Richard Corben s'est également fortement investi dans la conception graphique des personnages, et leur langage corporel. Dimento dispose d'un corps glabre et musculeux, une morphologie classique pour les héros de Corben. Il est toutefois moins musculeux que Den, et dès la première page, le lecteur remarque sa démarche bizarre. Sur la troisième page, il apparaît que Dimento tient sa tête de travers, comme s'il était un peu mentalement déficient. Cette particularité donne une personnalité unique au personnage, et elle trouve son explication logique dans le scénario. Corben fait exister cet individu pur et simple dans un monde agressif et roublard, avec une grande habilité. L'empathie pour Dimento est immédiate, pleine et entière. le lecteur retrouve également une belle jeune femme à l'énorme poitrine et à la tenue révélatrice. Dans un premier temps, il peut s'interroger sur la présence d'une telle jeune femme dans un monde post apocalyptique, là encore l'histoire amène une explication logique. Corben s'en donne à coeur joie comme à son habitude pour l'hypertrophie mammaire, et le ballotement des seins sous le tissu de la chemise, en fonction des mouvements (avec une très belle scène finale de nu). Pour une raison peu claire (sûrement les effets des radiations), la majeure partie des autres personnages présente une apparence de mutant (c'est au moins raccord avec le titre) où là encore Corben excelle à concevoir des physionomies mariant difformités tératologiques, et forme d'humour visuel généré par les expressions idiotes de ces humains pas très futés. le summum d'humour monstrueux est atteint avec la scène impliquant l'espèce de grosse peluche aux griffes et aux crocs acérés apparaissant en couverture. D'un coté il est certain qu'il s'agit d'un prédateur redoutable, de l'autre son regard présente un strabisme convergeant qui rend ses expressions faciales ridicules et comiques.

Les images valent à elles seules ce voyage dans un paysage dévasté peuplé de gugusses à l'intelligence limitée et pourtant roublards. Il faut bien avouer que le début (les 5 premières pages) propose un texte un peu ampoulé qui dans la deuxième page décrit ce que montrent les images (le mauvais coté du début). C'est d'autant plus désolant que l'introduction explique que ces pages ont été écrites par Corben qui ne semblait donc pas très confiant dans la lisibilité de ses images (à tort d'ailleurs).
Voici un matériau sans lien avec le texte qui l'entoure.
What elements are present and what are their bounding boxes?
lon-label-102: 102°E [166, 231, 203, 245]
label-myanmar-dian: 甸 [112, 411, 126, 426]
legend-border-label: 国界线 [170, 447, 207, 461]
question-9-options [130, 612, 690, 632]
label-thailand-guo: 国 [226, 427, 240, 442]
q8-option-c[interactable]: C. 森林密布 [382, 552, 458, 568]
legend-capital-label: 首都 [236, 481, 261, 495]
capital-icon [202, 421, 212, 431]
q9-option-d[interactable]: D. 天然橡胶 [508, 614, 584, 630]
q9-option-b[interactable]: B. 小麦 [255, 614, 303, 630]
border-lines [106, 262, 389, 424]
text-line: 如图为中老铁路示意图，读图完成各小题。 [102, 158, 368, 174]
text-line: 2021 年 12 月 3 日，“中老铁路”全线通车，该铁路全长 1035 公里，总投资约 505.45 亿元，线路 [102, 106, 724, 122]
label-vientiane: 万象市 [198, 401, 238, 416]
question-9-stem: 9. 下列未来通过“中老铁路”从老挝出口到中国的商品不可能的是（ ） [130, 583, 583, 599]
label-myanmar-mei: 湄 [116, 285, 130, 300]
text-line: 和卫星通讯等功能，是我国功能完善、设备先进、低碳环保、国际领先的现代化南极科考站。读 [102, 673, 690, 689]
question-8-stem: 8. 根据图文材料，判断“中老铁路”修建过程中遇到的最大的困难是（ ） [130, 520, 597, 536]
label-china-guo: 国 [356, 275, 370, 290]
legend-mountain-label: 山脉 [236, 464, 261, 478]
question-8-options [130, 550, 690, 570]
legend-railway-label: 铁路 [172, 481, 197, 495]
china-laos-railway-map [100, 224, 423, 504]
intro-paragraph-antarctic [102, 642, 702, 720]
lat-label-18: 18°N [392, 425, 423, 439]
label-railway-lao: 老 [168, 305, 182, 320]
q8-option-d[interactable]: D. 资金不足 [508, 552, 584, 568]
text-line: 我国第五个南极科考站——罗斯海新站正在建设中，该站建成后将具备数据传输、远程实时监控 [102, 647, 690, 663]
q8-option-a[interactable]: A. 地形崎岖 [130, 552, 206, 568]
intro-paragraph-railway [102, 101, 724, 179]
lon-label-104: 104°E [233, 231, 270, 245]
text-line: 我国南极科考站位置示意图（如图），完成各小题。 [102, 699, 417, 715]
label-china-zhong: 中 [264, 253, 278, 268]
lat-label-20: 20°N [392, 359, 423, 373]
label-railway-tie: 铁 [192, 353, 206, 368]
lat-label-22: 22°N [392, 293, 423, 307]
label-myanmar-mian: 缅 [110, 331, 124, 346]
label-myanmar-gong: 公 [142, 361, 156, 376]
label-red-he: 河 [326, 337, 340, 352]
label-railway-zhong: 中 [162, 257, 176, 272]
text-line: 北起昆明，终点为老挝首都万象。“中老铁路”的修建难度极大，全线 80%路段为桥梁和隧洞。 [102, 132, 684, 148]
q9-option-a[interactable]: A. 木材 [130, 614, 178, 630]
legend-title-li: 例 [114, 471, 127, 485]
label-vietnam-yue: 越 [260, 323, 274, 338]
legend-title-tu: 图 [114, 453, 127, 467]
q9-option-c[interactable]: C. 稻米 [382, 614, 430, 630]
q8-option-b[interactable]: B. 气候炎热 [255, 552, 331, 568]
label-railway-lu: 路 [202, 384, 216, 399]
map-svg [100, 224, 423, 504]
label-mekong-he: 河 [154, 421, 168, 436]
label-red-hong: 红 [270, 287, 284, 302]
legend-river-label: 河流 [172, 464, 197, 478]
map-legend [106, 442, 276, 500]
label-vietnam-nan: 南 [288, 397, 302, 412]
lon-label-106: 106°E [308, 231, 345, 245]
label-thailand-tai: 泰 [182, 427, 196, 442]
Jan Strnad est arrivé en cours de projet parce que Corben est tombé à court d'idées au bout de quelques pages (c'est ce qui est indiqué dans les 2 pages de préface, 1 de Corben, 1 de Strnad). L'histoire ne présente pourtant aucune solution de continuité, et les tribulations de Dimento continuent sur le même ton. Au final, le lecteur découvre un récit qui tient la route, constitué de courts chapitres qui finissent par former une histoire en bonne et due forme, avec une fin inattendue, sans reposer sur un retournement choc. Plus appréciable, cette collaboration entre Strnad et Corben donne vie à un personnage très touchant dans sa candeur et son innocence, terrifiant dans sa capacité de combat, irrésistible dans son humanité. Loin d'être un drame noir, les auteurs créent une aventure combinant humour (aussi bien visuel, que de situation), action, découvertes, mystères, et approche psychologique délicate, pour un voyage très émouvant.

Dans "Monde Mutant", Corben et Strnad promènent le lecteur dans un monde dévasté suite à la "Grande Bourde", aux cotés d'un jeune homme simplet. Ce voyage dégage une poésie délicate et inattendue, née de la naïveté enfantine de Dimento, de la sexualité épanouie de Julie, de la monstruosité des prédateurs, de la bêtise des profiteurs. Une très grande réussite de ce duo qui a également réalisé Les mille et une nuits (1979), Jeremy Brood (1989), ou plus récemment Ragemoor (2012).